Her jaw dropped. His logic was infuriating—and impeccable. Was it possible she was wrong about her grandfather?

But…the house. The house was a grand old dame, heavy with history and memories. The record player in the lounge was the beating heart at its centre, the soundtrack to their lives. The music he and grandma had danced to after dinner, every night, lost in their own world as the crackly ancient tracks whispered into the wallpaper-lined room. Everything was just as it had been when they’d first married, with the exception of a few mobility aids Maddie had gotten installed in recent years. Her grandfather was still fit and strong, but he was a little less sure on his feet, a little more prone to slips. She had come home six months ago to find him with a gash on his forehead, and he hadn’t been sure how it had happened.

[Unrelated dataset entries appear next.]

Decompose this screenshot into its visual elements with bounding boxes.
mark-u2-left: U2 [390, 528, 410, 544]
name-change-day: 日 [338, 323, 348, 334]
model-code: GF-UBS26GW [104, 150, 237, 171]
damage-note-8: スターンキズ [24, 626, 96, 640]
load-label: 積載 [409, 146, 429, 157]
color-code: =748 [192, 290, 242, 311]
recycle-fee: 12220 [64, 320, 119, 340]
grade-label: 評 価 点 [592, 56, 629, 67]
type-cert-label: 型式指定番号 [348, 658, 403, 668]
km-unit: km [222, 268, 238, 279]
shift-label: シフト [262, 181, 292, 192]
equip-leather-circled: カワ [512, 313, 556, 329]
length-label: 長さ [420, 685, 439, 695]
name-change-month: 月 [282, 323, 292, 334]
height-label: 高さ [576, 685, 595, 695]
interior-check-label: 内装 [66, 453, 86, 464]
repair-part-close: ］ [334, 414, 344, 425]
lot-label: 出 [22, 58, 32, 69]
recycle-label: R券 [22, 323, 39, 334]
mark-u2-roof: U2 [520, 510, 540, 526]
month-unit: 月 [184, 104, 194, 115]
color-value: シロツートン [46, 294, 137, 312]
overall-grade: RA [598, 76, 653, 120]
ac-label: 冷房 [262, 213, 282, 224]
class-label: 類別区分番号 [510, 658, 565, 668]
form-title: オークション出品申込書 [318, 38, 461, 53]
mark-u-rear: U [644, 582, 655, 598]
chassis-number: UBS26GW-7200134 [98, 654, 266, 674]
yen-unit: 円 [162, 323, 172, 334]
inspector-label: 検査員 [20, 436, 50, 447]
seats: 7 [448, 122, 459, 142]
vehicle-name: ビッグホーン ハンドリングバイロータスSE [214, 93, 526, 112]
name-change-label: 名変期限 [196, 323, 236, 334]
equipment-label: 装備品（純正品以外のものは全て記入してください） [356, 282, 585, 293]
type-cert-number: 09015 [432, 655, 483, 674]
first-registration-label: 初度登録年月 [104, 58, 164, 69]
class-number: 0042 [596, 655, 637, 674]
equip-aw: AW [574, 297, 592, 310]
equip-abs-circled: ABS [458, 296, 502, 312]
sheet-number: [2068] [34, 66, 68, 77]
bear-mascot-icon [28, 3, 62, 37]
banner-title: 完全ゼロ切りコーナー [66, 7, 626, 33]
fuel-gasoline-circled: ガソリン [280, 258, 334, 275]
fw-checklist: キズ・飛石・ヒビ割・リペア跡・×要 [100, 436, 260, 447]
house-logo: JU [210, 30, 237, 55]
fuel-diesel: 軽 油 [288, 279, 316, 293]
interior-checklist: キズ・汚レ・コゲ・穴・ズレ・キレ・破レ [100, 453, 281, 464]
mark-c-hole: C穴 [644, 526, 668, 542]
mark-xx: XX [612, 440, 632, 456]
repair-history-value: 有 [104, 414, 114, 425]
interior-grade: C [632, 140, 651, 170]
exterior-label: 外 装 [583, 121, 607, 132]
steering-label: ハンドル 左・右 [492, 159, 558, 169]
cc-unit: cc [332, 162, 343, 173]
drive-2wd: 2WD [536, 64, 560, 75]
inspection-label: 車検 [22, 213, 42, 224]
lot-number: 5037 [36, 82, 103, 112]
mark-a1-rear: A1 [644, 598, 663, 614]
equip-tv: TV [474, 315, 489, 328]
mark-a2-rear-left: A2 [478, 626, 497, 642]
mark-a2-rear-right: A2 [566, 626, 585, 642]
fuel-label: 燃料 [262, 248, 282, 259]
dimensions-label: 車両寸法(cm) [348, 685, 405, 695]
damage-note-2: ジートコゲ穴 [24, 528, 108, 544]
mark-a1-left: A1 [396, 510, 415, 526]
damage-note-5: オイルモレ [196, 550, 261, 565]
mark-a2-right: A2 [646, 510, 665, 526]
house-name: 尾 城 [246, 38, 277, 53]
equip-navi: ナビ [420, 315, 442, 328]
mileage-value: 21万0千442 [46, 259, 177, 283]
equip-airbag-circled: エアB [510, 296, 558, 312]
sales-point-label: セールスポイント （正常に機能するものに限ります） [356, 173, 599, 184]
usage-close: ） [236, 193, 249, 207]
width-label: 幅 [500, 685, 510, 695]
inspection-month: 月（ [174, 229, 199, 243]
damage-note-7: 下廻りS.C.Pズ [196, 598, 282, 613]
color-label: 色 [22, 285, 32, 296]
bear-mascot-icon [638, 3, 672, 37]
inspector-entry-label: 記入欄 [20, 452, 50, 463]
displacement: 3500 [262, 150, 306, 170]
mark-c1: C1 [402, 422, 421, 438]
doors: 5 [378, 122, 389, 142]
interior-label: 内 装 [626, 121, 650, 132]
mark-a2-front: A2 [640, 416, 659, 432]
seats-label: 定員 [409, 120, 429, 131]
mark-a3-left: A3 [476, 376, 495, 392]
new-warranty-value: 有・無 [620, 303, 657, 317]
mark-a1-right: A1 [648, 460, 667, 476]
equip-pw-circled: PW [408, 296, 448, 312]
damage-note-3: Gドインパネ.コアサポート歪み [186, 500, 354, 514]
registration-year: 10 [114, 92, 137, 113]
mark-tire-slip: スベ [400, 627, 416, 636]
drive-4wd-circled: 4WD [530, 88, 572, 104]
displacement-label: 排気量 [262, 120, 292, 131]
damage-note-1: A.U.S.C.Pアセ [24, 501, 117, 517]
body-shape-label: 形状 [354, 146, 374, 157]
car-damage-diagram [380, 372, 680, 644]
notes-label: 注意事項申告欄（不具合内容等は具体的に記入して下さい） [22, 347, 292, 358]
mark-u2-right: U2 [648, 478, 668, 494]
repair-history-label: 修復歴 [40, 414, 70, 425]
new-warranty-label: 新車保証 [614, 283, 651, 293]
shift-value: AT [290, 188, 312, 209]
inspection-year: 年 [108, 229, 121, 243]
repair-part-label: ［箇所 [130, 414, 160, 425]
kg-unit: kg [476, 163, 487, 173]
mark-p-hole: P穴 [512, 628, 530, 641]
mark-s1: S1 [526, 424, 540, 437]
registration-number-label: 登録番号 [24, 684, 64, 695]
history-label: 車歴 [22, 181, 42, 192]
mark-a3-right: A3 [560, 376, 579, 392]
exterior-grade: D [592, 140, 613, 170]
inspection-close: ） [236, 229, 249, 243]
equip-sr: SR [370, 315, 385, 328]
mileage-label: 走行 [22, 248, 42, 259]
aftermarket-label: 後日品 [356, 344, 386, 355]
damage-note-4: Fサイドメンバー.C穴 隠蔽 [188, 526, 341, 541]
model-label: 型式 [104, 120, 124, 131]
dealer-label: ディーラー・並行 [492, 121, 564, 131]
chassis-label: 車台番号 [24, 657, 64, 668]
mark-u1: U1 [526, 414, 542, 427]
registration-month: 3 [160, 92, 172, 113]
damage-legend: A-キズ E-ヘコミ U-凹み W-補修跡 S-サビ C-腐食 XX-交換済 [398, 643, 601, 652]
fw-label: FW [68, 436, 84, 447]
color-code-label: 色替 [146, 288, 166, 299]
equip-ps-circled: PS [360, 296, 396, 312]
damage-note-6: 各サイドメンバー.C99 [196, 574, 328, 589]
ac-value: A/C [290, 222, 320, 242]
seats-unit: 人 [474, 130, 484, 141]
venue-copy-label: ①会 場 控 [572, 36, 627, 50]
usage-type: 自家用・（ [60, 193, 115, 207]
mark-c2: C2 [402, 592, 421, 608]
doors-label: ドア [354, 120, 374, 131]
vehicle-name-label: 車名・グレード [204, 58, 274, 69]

A concussion had been diagnosed at the local doctor’s surgery—Maddie had made sure the handles and railings were installed the very next day, along with ensuring her grandfather wore a device that would call her at the press of a button, if he ever hurt himself again.

“Is this what you do?” She asked, turning it back on him. “Do you undermine people until they’re so confused they sell out of a misplaced sense of altruism? As if it would be the ‘best thing’ for my grandpa? He’d be bereft without that house, Rocco. Bereft.”

“Him, or you?”

“Don’t act as though you know me.”

“You’re not the first overly sentimental homeowner I’ve dealt with.”